Every patent practitioner knows that there are statutory periods to respond to USPTO Office Actions. Typically, they are six months. Miss those deadlines and you could be up a creek, needing to petition to revive your application, if you can.
However, the PTO generally reduces these to a "shortened statutory period" of three months (two, for certain actions). So if you're late, you simply pay an increasing fee for each month you are delayed, up to the statutory limit. And unless you: a) work only with clients/inventors who respond promptly to your emails (and pay their bills on time); b) don't ever work on litigation matters; c) never take a vacation; and/or d) have been lucky enough to never be jammed with a crisis of someone else's (or even your own) making; then you have almost certainly availed yourself of this "convenient" option provided by the PTO. (In fact, certain litigious patentees in pre-GATT days were known to always use the maximum allowed extensions, to keep an application pending as long as possible.) That first extension month is yours for the low, low price of $150 – and if you are a small entity, it's $75. What a bargain! See 37 CFR 1.17(a).
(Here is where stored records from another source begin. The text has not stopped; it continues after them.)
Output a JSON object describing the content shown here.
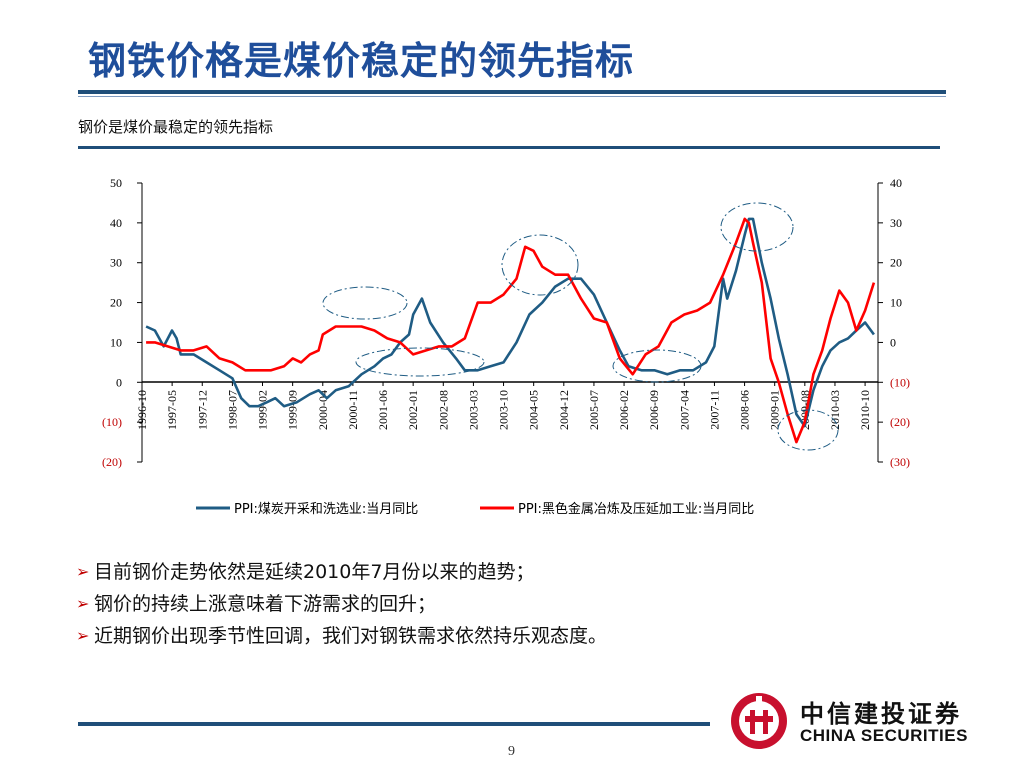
{
  "slide": {
    "title": "钢铁价格是煤价稳定的领先指标",
    "page_number": "9"
  },
  "chart_title": "钢价是煤价最稳定的领先指标",
  "bullets": [
    "目前钢价走势依然是延续2010年7月份以来的趋势；",
    "钢价的持续上涨意味着下游需求的回升；",
    "近期钢价出现季节性回调，我们对钢铁需求依然持乐观态度。"
  ],
  "logo": {
    "name_zh": "中信建投证券",
    "name_en": "CHINA SECURITIES"
  },
  "colors": {
    "accent": "#1f4e79",
    "title": "#1f4e9a",
    "coal_series": "#1f5c84",
    "steel_series": "#ff0000",
    "negative_label": "#c00000"
  },
  "chart_data": {
    "type": "line",
    "x_tick_labels": [
      "1996-10",
      "1997-05",
      "1997-12",
      "1998-07",
      "1999-02",
      "1999-09",
      "2000-04",
      "2000-11",
      "2001-06",
      "2002-01",
      "2002-08",
      "2003-03",
      "2003-10",
      "2004-05",
      "2004-12",
      "2005-07",
      "2006-02",
      "2006-09",
      "2007-04",
      "2007-11",
      "2008-06",
      "2009-01",
      "2009-08",
      "2010-03",
      "2010-10"
    ],
    "y_left": {
      "ticks": [
        "50",
        "40",
        "30",
        "20",
        "10",
        "0",
        "(10)",
        "(20)"
      ],
      "range": [
        -20,
        50
      ]
    },
    "y_right": {
      "ticks": [
        "40",
        "30",
        "20",
        "10",
        "0",
        "(10)",
        "(20)",
        "(30)"
      ],
      "range": [
        -30,
        40
      ]
    },
    "legend_position": "bottom",
    "annotations": "dashed ellipses highlight turning points",
    "series": [
      {
        "name": "PPI:煤炭开采和洗选业:当月同比",
        "axis": "left",
        "points": [
          [
            1996.83,
            14
          ],
          [
            1997.0,
            13
          ],
          [
            1997.17,
            9
          ],
          [
            1997.33,
            13
          ],
          [
            1997.42,
            11
          ],
          [
            1997.5,
            7
          ],
          [
            1997.75,
            7
          ],
          [
            1998.0,
            5
          ],
          [
            1998.25,
            3
          ],
          [
            1998.5,
            1
          ],
          [
            1998.67,
            -4
          ],
          [
            1998.83,
            -6
          ],
          [
            1999.0,
            -6
          ],
          [
            1999.17,
            -5
          ],
          [
            1999.33,
            -4
          ],
          [
            1999.5,
            -6
          ],
          [
            1999.75,
            -5
          ],
          [
            2000.0,
            -3
          ],
          [
            2000.17,
            -2
          ],
          [
            2000.33,
            -4
          ],
          [
            2000.5,
            -2
          ],
          [
            2000.75,
            -1
          ],
          [
            2001.0,
            2
          ],
          [
            2001.25,
            4
          ],
          [
            2001.42,
            6
          ],
          [
            2001.58,
            7
          ],
          [
            2001.75,
            10
          ],
          [
            2001.92,
            12
          ],
          [
            2002.0,
            17
          ],
          [
            2002.17,
            21
          ],
          [
            2002.33,
            15
          ],
          [
            2002.58,
            10
          ],
          [
            2002.83,
            6
          ],
          [
            2003.0,
            3
          ],
          [
            2003.25,
            3
          ],
          [
            2003.5,
            4
          ],
          [
            2003.75,
            5
          ],
          [
            2004.0,
            10
          ],
          [
            2004.25,
            17
          ],
          [
            2004.5,
            20
          ],
          [
            2004.75,
            24
          ],
          [
            2005.0,
            26
          ],
          [
            2005.25,
            26
          ],
          [
            2005.5,
            22
          ],
          [
            2005.75,
            15
          ],
          [
            2006.0,
            8
          ],
          [
            2006.17,
            4
          ],
          [
            2006.42,
            3
          ],
          [
            2006.67,
            3
          ],
          [
            2006.92,
            2
          ],
          [
            2007.17,
            3
          ],
          [
            2007.42,
            3
          ],
          [
            2007.67,
            5
          ],
          [
            2007.83,
            9
          ],
          [
            2008.0,
            26
          ],
          [
            2008.08,
            21
          ],
          [
            2008.25,
            28
          ],
          [
            2008.42,
            37
          ],
          [
            2008.5,
            41
          ],
          [
            2008.58,
            41
          ],
          [
            2008.75,
            30
          ],
          [
            2008.92,
            21
          ],
          [
            2009.08,
            11
          ],
          [
            2009.25,
            2
          ],
          [
            2009.42,
            -8
          ],
          [
            2009.58,
            -11
          ],
          [
            2009.75,
            -2
          ],
          [
            2009.92,
            4
          ],
          [
            2010.08,
            8
          ],
          [
            2010.25,
            10
          ],
          [
            2010.42,
            11
          ],
          [
            2010.58,
            13
          ],
          [
            2010.75,
            15
          ],
          [
            2010.92,
            12
          ]
        ]
      },
      {
        "name": "PPI:黑色金属冶炼及压延加工业:当月同比",
        "axis": "right",
        "points": [
          [
            1996.83,
            0
          ],
          [
            1997.0,
            0
          ],
          [
            1997.25,
            -1
          ],
          [
            1997.5,
            -2
          ],
          [
            1997.75,
            -2
          ],
          [
            1998.0,
            -1
          ],
          [
            1998.25,
            -4
          ],
          [
            1998.5,
            -5
          ],
          [
            1998.75,
            -7
          ],
          [
            1999.0,
            -7
          ],
          [
            1999.25,
            -7
          ],
          [
            1999.5,
            -6
          ],
          [
            1999.67,
            -4
          ],
          [
            1999.83,
            -5
          ],
          [
            2000.0,
            -3
          ],
          [
            2000.17,
            -2
          ],
          [
            2000.25,
            2
          ],
          [
            2000.5,
            4
          ],
          [
            2000.75,
            4
          ],
          [
            2001.0,
            4
          ],
          [
            2001.25,
            3
          ],
          [
            2001.5,
            1
          ],
          [
            2001.75,
            0
          ],
          [
            2002.0,
            -3
          ],
          [
            2002.25,
            -2
          ],
          [
            2002.5,
            -1
          ],
          [
            2002.75,
            -1
          ],
          [
            2003.0,
            1
          ],
          [
            2003.25,
            10
          ],
          [
            2003.5,
            10
          ],
          [
            2003.75,
            12
          ],
          [
            2004.0,
            16
          ],
          [
            2004.17,
            24
          ],
          [
            2004.33,
            23
          ],
          [
            2004.5,
            19
          ],
          [
            2004.75,
            17
          ],
          [
            2005.0,
            17
          ],
          [
            2005.25,
            11
          ],
          [
            2005.5,
            6
          ],
          [
            2005.75,
            5
          ],
          [
            2006.0,
            -4
          ],
          [
            2006.25,
            -8
          ],
          [
            2006.5,
            -3
          ],
          [
            2006.75,
            -1
          ],
          [
            2007.0,
            5
          ],
          [
            2007.25,
            7
          ],
          [
            2007.5,
            8
          ],
          [
            2007.75,
            10
          ],
          [
            2008.0,
            17
          ],
          [
            2008.25,
            25
          ],
          [
            2008.42,
            31
          ],
          [
            2008.5,
            30
          ],
          [
            2008.58,
            25
          ],
          [
            2008.75,
            15
          ],
          [
            2008.92,
            -4
          ],
          [
            2009.08,
            -10
          ],
          [
            2009.25,
            -18
          ],
          [
            2009.42,
            -25
          ],
          [
            2009.58,
            -20
          ],
          [
            2009.75,
            -8
          ],
          [
            2009.92,
            -2
          ],
          [
            2010.08,
            6
          ],
          [
            2010.25,
            13
          ],
          [
            2010.42,
            10
          ],
          [
            2010.58,
            3
          ],
          [
            2010.75,
            8
          ],
          [
            2010.92,
            15
          ]
        ]
      }
    ]
  }
}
But there is a bigger price, of course: patent term. Most of us (?) appreciate that these delays can negate extra patent term that would otherwise have been granted under Patent Term Adjustment for PTO delays. Fewer, however, seem to take into consideration the more obvious problem that a delayed response also delays the issuance of the patent. Every day you wait to file that response is, in theory, a day the Examiner is not acting on it, and one more day until that Notice of Allowance arrives.
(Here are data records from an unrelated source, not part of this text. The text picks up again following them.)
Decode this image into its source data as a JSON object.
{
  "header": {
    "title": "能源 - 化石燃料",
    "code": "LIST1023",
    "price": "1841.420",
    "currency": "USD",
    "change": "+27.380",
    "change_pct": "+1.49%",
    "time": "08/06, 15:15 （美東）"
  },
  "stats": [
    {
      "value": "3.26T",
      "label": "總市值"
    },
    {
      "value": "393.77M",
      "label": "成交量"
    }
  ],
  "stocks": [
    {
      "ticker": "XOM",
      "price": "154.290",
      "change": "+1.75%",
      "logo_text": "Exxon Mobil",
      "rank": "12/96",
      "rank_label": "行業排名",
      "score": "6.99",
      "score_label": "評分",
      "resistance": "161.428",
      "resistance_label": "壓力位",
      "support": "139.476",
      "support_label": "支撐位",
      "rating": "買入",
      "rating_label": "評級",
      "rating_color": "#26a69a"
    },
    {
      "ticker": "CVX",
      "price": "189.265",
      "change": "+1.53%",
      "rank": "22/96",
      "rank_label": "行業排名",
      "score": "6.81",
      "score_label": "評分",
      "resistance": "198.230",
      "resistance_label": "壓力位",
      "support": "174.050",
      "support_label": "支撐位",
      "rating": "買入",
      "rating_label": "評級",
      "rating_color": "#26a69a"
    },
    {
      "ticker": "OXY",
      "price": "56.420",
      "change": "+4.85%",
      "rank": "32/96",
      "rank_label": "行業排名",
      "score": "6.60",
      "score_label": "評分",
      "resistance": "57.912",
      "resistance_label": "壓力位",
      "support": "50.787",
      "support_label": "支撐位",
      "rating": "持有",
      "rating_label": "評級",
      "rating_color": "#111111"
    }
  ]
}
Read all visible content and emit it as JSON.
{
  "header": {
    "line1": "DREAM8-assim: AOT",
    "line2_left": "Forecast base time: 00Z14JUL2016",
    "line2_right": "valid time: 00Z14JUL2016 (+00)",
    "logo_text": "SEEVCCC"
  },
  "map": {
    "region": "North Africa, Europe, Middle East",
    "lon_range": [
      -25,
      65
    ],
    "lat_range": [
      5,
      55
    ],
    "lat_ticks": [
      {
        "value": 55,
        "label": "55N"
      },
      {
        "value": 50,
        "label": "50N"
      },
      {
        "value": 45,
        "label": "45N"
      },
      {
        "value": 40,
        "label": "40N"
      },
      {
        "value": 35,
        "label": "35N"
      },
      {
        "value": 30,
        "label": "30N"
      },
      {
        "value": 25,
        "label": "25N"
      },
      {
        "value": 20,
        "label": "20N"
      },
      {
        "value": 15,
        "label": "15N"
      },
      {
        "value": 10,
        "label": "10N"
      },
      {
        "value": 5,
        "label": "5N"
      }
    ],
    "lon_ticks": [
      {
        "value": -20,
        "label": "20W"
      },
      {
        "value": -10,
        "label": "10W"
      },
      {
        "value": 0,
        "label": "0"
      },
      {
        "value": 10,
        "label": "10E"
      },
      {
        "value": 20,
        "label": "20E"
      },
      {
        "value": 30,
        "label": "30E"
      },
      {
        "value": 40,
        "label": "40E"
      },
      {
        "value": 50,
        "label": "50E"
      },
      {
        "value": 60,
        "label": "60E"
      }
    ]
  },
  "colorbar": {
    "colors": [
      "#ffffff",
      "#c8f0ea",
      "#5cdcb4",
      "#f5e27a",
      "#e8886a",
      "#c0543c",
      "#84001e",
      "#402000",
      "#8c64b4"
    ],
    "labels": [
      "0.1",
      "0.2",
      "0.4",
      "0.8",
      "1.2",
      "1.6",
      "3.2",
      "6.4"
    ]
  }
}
Combining these costs can yield disastrous results. Enter today's patent, stage right:
U.S. Patent No. 8,110,187 Purification and characterization of cytotoxic lymphocyte maturation factor and monoclonal antibodies thereto Assignee: Hoffman-LaRoche, Inc. Issued: February 7, 2012 USPTO Delay: 1,057 days |
Commentary: First things first: this patent is DOA. Like the Army patents discussed here a while back, Roche's patent expired a few months ago. Twenty years from the priority date (12/22/1989) plus 665 days PTA = October 18, 2011. Oops. The difference in this case, however, is that the Applicant's delay was solely responsible for the stillbirth. Here's how:
Pretend that Roche had filed all its responses without extension, but that the PTO still had its delays (and that the Examiner's docket was uniformly distributed during that time). Then the patent probably would have issued about 392 days sooner, or January 11, 2011. That is still more than twenty years from the priority date, but there would have been 1,057 days of PTA extension, resulting in an expiration date of November 13, 2012 (normal expiration of 12/22/2009 + 1,057 days). Total patent term would have thus been 672 days (11/13/2012 minus 1/11/2011). Coulda, woulda, shoulda.
So, instead of having two years of an enforceable patent, Hoffman-LaRoche has nothing but the receipts it spent on prosecution. And those receipts probably aren't small – there were three appeal notices, two RCEs and one 453-page submission in an unsuccessful attempt to provoke an interference. Add to this that three different law firms were involved (it was originally filed by the erstwhile Pennie & Edmonds firm, passing briefly through Jones Day, to its current location), along with the clarifications in PTA calculations following the Wyeth v. Kappos case, and perhaps there is some understanding as to how the expiration date issue might have gone undetected.
But all the Applicant delay here occurred by April 2009. At that point, with the terminal date in sight, Roche pressed forward with an Office Action response and full appeal briefing to the BPAI. By the time the reply brief was filed in October 2010, it was a foregone conclusion that the patent could not issue with any term. (Prior to the appeal, Roche could have received a maximum of 226 days extension, to August 5, 2010. Roche gained an additional 439 days for its appeal pendency, and only then because the appeal eventually succeeded in reversing the rejections.)
Bottom line: 392 days of delay results in the loss of 672 days of term for Roche. Valium, anyone?
There are certainly times when extensions are necessary, and even useful. But we need to be mindful of their consequences with respect to term, especially in fields where a single day of a patent's life could have significant value.